Yang kedua, pemicu bisa dari mana saja. Agar api tidak menyulut, segera matikan. Tenangkanlah orang-orang di sekitarmu. Baik dari pasangan, atau siapa pun yang sedang marah.
Jangan sampai reaksi kita justru turut membakarnya. Karena ledakan emosi bagaikan bom hidrogen yang bisa menghancurkan dalam waktu yang sangat cepat. Merusak lingkungan, merusak orang lain, dan menghancurkan diri kita sendiri.
Marah bisa mengantarkan seseorang untuk membenci.

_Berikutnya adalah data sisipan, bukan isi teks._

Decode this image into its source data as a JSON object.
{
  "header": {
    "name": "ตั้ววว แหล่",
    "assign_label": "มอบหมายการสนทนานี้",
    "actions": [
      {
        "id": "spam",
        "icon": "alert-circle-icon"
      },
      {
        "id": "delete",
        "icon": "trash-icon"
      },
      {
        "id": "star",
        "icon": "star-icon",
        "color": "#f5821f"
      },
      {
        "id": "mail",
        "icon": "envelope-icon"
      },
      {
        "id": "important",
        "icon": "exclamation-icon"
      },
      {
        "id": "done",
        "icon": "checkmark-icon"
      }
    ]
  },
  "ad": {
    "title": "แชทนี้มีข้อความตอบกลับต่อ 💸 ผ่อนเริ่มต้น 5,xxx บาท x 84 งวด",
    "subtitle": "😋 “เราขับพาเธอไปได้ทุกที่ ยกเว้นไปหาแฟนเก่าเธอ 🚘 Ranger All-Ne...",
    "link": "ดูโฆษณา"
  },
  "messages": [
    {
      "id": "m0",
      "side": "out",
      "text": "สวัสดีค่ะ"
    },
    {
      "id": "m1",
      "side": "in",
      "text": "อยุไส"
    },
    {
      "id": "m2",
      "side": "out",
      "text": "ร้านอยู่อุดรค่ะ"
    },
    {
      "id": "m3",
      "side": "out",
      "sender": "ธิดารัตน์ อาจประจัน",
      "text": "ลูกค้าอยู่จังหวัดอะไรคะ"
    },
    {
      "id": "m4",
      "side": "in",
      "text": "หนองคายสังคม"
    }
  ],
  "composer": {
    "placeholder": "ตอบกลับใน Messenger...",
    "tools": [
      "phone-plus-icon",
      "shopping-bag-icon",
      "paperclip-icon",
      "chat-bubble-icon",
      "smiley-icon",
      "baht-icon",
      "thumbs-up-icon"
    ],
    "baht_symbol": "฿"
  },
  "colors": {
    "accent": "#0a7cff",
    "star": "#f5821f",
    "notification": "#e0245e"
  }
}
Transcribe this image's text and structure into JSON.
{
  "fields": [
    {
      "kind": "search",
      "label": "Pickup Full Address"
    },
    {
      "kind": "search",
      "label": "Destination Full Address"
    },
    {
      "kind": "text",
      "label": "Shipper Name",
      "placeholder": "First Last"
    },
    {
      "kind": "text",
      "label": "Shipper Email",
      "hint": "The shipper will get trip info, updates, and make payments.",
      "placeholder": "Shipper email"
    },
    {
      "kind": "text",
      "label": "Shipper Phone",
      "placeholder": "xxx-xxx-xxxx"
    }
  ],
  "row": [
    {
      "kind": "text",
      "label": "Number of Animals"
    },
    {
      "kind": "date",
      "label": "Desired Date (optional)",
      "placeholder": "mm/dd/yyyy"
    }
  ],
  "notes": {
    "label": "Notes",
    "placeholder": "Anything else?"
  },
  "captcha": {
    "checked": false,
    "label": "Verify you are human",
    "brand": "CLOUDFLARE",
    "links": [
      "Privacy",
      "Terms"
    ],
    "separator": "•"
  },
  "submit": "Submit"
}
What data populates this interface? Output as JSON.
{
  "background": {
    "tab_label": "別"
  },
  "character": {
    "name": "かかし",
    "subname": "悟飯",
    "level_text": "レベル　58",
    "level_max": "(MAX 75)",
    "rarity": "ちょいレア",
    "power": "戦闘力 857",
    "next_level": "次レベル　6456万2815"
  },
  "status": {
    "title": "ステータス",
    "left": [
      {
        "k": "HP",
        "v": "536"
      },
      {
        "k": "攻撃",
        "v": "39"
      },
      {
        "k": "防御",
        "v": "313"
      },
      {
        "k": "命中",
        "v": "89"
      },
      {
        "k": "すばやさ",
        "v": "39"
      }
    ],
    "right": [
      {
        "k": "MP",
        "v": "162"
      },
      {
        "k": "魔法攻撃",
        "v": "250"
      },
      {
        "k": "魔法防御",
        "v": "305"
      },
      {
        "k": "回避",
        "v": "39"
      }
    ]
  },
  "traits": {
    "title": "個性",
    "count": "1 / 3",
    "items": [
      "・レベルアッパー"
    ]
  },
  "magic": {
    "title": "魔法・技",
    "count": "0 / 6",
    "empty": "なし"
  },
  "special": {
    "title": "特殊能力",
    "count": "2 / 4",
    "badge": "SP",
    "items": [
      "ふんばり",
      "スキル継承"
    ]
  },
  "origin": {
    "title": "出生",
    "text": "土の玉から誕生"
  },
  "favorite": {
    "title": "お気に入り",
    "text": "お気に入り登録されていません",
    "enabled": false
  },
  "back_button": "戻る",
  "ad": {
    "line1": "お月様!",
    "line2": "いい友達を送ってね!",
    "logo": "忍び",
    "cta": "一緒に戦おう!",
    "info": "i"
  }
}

Dari kebencian kemudian menimbulkan dampak yang lebih mengerikan lagi, yakni: penderitaan.
Kemarahan bisa saja tidak terungkap, tapi kebencian memiliki fungsi yang lebih mengerikan. Ia akan menjadi bom waktu.
Kemarahan tidak akan membuat diri Anda besar. Anda justru tampak kecil karenanya. Belajarlah untuk menerima dan memaafkan, karena itu adalah permata yang berharga.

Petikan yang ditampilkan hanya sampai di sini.